What most people saw of the Watergate hearings. Photo at imdb.com.

During the mid-summer months, when John Dean, H.R. Haldeman, and John Ehrlichman were testifying, some of the discussion was fascinating, but less so as less important witnesses came on in the fall. Eventually, the networks dropped pre-empting programming, although PBS maintained a cogent recap through all 51 days of key testimony. If you’re interested, there’s an archive of some of the “gavel-to-gavel” coverage here.

At the time the hearings started, the Watergate scandal had only been reported on for a handful of months, beginning after Nixon’s election in the fall of 1972. Just after the inaugural parties ended and the Vietnam war ended with the Paris Peace Accords, the information was still unfolding. The hearings provided critical facts not well known–bombshells like the fact that the White House had tapes and testimony from John Dean about the president’s attempts to interfere with the investigation (which kept going up until the day he boarded Air Force One).

Former top aide to the president, H.R. Haldeman testifies before the Senate Watergate Committee in Washington for the second day, July 31, 1973. Behind Haldeman are his attorneys John J. Wilson, left, and Frank Strickler. (AP Photo)

Haldeman and Ehrlichman, as the twin drivers of the president’s agenda, were loyal aides to the end, although their testimony included damning details. Both were asked by Nixon to resign two weeks before the hearings started, as Nixon tried to minimize the damage by pointing fingers at his staff. Both asked for pardons as well, and Nixon refused. So much for loyalty. Haldeman testified, with reluctance, about topics including about the tapes. One tape, that had the famous 18-1/2 minute gap, was with Haldeman as was the so-called “Smoking Gun” tape, where Nixon discussed using the CIA to shift the FBI’s investigation of Watergate to other topics. Haldeman was convicted of perjury and obstruction of justice and served a year and a half in jail.

But the “Smoking Gun,” the convictions, the 18-1/2 minute gap, the firing of Archibald Cox, the resignation of Spiro Agnew due to the investigation of bribery and extortion, the Nixon Impeachment hearings, and the eventual resignation of Nixon himself were all yet to come as these hearings took place. It’s easy to encapsulate all that now in five minutes but harder to see where it would turn out in May of 1973.

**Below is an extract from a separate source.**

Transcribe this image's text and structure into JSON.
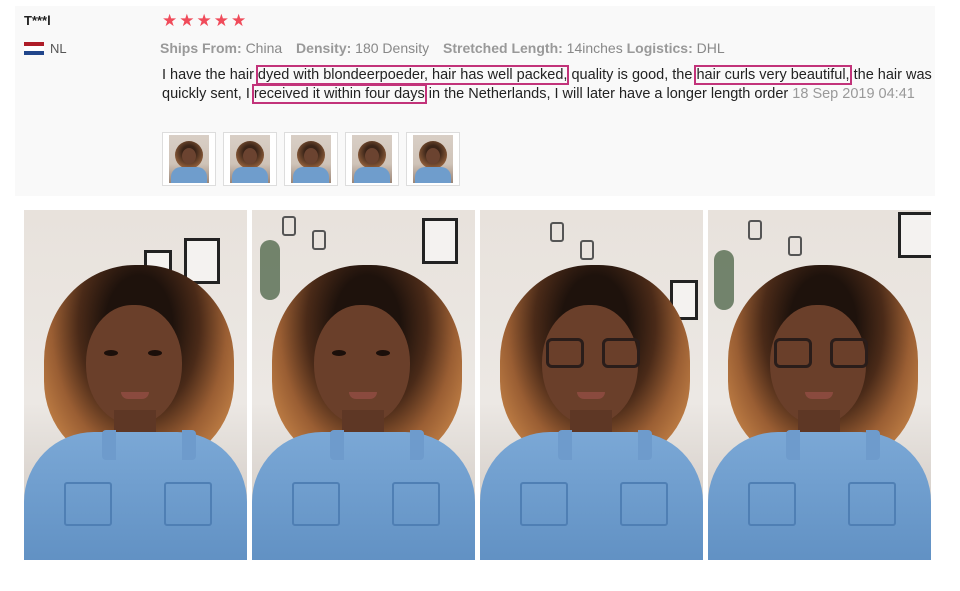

Nixon was re-elected in 1972 with 61% of the vote. He carried 49 states. He was reviled by Democrats and by many Republicans in his own party but had found the right time and place to take advantage of election mechanics to sweep himself into office. He didn’t leave office until a year after the hearings, and only as legal maneuvers to get to the tapes–which he knew held such damning information that even his own party couldn’t ignore–were resolved.

The devil will emerge from the details of these hearings, but there will be a lot of details, and it will be hard to spot the devil at first. Maybe they can edit him in using the Green Screen.

3 Replies to “History Is Only in the Rear View Mirror”

  1. My clearest memory of Watergate is of the universal cheers that erupted in the small stadium where I was when the reviled Nixon resigned. The cheering crowd was live, loud and in color.